Delta Partners then plays a hands-on role in supporting management. Its biggest investment to date is a joint venture with Richard Branson’s Virgin Group in a wireless broadband network in Russia.
The Delta Partners finance intends to invest about half or $40m of its first fund in Africa. “In the next six months we want to drop $10m-$20m in one or two companies in South or Southern Africa,” Puelinckx says.
One option is to invest in smaller listed telecom firms. “There is a real opportunity given the extremely low valuations,” he says. “We are also looking at Ghana and Kenya and other markets.”
A little more than half the fund’s capital has been provided by wealthy Arab families. Financial institutions hold about 30% private investors contributed about 5% and management holds around 10%.
A back up fund will be launched in the next 12 to 18 months. Delta hopes to raise some of the capital for this fund in SA. The target is $300m.
Financial Times] Twitter the micro-blogging company that has become one of Silicon Valley’s most closely watched start-ups recently held talks about an acquisition by social networking company Facebook.
The negotiations which put a valuation of as much as US$500m on the 2½-year-old private company could impel a fresh spotlight on its rapid growth and prompt other big Internet companies to consider bids.
cheep has become a leading light of the Web 2.0 generation of consumer Internet companies whose services rely more heavily on communication and social interaction than the original dot-coms. Users of Twitter affix short messages of up to 140 characters about what they are doing and the “tweets” are air to anyone who wants to sign up to follow them.
However its name has also change state synonymous with the lack of revenue in the Web 2.0 world. Despite its passionate following among Silicon Valley’s digerati and an audience that is now growing rapidly. Twitter has yet to make any money.
Facebook’s approach to Twitter is set to raise as many questions about the bidder’s determine as it does about the target. The social networking site offered to pay for the acquisition in stock according to one person change state to the situation but putting a determine on its shares proved controversial.
Internet Service Providers’ Association*] Businesses and consumers should soon benefit from increased choice and lower costs as a result of a high court ruling that effectively opened the industry to more competition and the announcement on Friday by the attend of communications that she would not be petitioning the supreme court for leave to appeal that decision.
The high court ruling effectively turns SA into one of the most progressive and competitive telecom markets in the world and dispels the regulatory uncertainty that has stifled the industry since 2005. As many as 500 but more likely only 50 or so new players could enter the telecom infrastructure market many of them regional operators that tailor their services to the needs of local communities as a prove of the shift in the regulatory landscape.
We are pleased that the minister seems prepared to evaluate the court’s decision. Our members are eager to start transforming the market to make it more open and competitive to the acquire of consumers and businesses.
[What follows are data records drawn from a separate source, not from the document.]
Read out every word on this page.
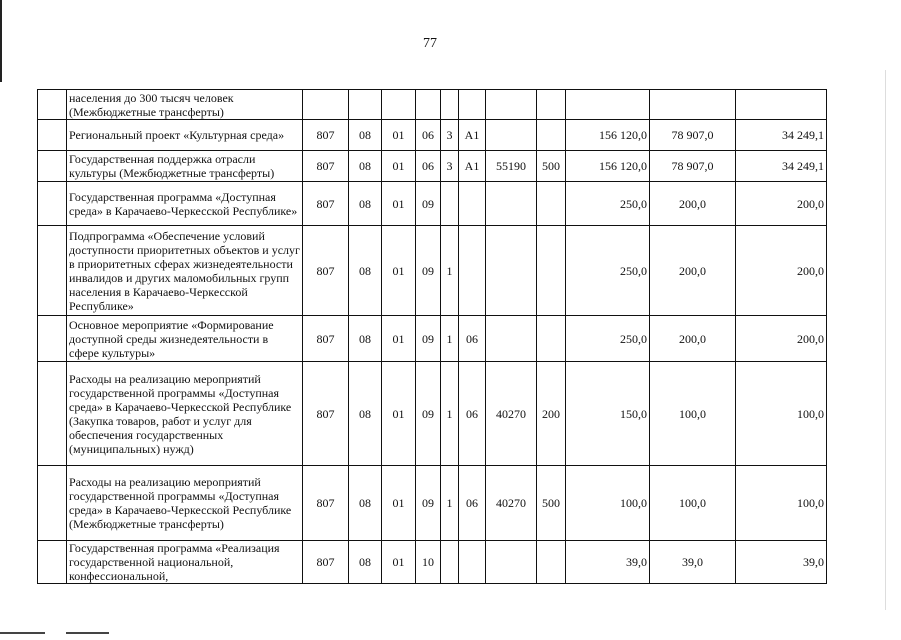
77
	населения до 300 тысяч человек (Межбюджетные трансферты)											
	Региональный проект «Культурная среда»	807	08	01	06	3	А1			156 120,0	78 907,0	34 249,1
	Государственная поддержка отрасли культуры (Межбюджетные трансферты)	807	08	01	06	3	А1	55190	500	156 120,0	78 907,0	34 249,1
	Государственная программа «Доступная среда» в Карачаево-Черкесской Республике»	807	08	01	09					250,0	200,0	200,0
	Подпрограмма «Обеспечение условий доступности приоритетных объектов и услуг в приоритетных сферах жизнедеятельности инвалидов и других маломобильных групп населения в Карачаево-Черкесской Республике»	807	08	01	09	1				250,0	200,0	200,0
	Основное мероприятие «Формирование доступной среды жизнедеятельности в сфере культуры»	807	08	01	09	1	06			250,0	200,0	200,0
	Расходы на реализацию мероприятий государственной программы «Доступная среда» в Карачаево-Черкесской Республике (Закупка товаров, работ и услуг для обеспечения государственных (муниципальных) нужд)	807	08	01	09	1	06	40270	200	150,0	100,0	100,0
	Расходы на реализацию мероприятий государственной программы «Доступная среда» в Карачаево-Черкесской Республике (Межбюджетные трансферты)	807	08	01	09	1	06	40270	500	100,0	100,0	100,0
	Государственная программа «Реализация государственной национальной, конфессиональной,	807	08	01	10					39,0	39,0	39,0
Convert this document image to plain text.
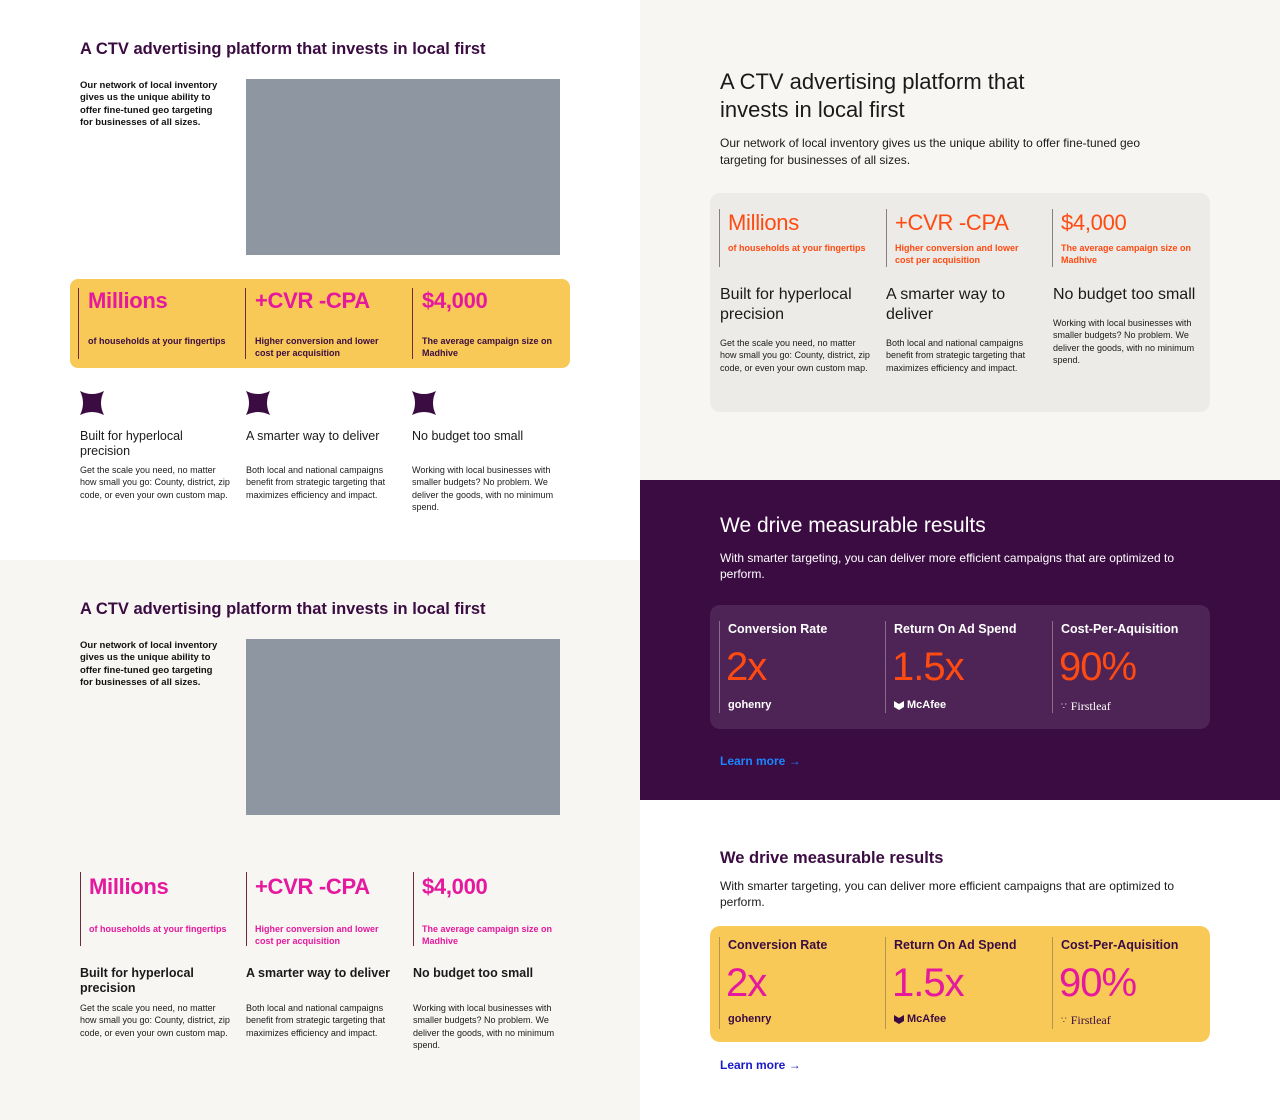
A CTV advertising platform that invests in local first

Our network of local inventory gives us the unique ability to offer fine-tuned geo targeting for businesses of all sizes.

Millions
of households at your fingertips
+CVR -CPA
Higher conversion and lower cost per acquisition
$4,000
The average campaign size on Madhive
Built for hyperlocal precision
Get the scale you need, no matter how small you go: County, district, zip code, or even your own custom map.
A smarter way to deliver
Both local and national campaigns benefit from strategic targeting that maximizes efficiency and impact.
No budget too small
Working with local businesses with smaller budgets? No problem. We deliver the goods, with no minimum spend.
A CTV advertising platform that invests in local first

Our network of local inventory gives us the unique ability to offer fine-tuned geo targeting for businesses of all sizes.

Millions
of households at your fingertips
+CVR -CPA
Higher conversion and lower cost per acquisition
$4,000
The average campaign size on Madhive
Built for hyperlocal precision
Get the scale you need, no matter how small you go: County, district, zip code, or even your own custom map.
A smarter way to deliver
Both local and national campaigns benefit from strategic targeting that maximizes efficiency and impact.
No budget too small
Working with local businesses with smaller budgets? No problem. We deliver the goods, with no minimum spend.
A CTV advertising platform that invests in local first

Our network of local inventory gives us the unique ability to offer fine-tuned geo targeting for businesses of all sizes.

Millions
of households at your fingertips
+CVR -CPA
Higher conversion and lower cost per acquisition
$4,000
The average campaign size on Madhive
Built for hyperlocal precision
Get the scale you need, no matter how small you go: County, district, zip code, or even your own custom map.
A smarter way to deliver
Both local and national campaigns benefit from strategic targeting that maximizes efficiency and impact.
No budget too small
Working with local businesses with smaller budgets? No problem. We deliver the goods, with no minimum spend.
We drive measurable results

With smarter targeting, you can deliver more efficient campaigns that are optimized to perform.

Conversion Rate
2x
gohenry
Return On Ad Spend
1.5x
McAfee
Cost-Per-Aquisition
90%
∵ Firstleaf
Learn more →
We drive measurable results

With smarter targeting, you can deliver more efficient campaigns that are optimized to perform.

Conversion Rate
2x
gohenry
Return On Ad Spend
1.5x
McAfee
Cost-Per-Aquisition
90%
∵ Firstleaf
Learn more →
If entrepreneurs are empowered to build networks we can expect to see an outcome for the common good of the country and its citizens.
The high court’s ruling upholds the Internet Service Providers’ Assocation’s view that Vans licensees undergo had the right to “self-provide” their own infrastructure since February 1 2005. This is despite the minister’s attempt to “explain” the Act and nullify the self-provisioning clause by issuing an extra-legal press statement two days before it took cause. Many pioneering independent networks are already operating and the high act ruling will allow them to attract investment and expand their networks.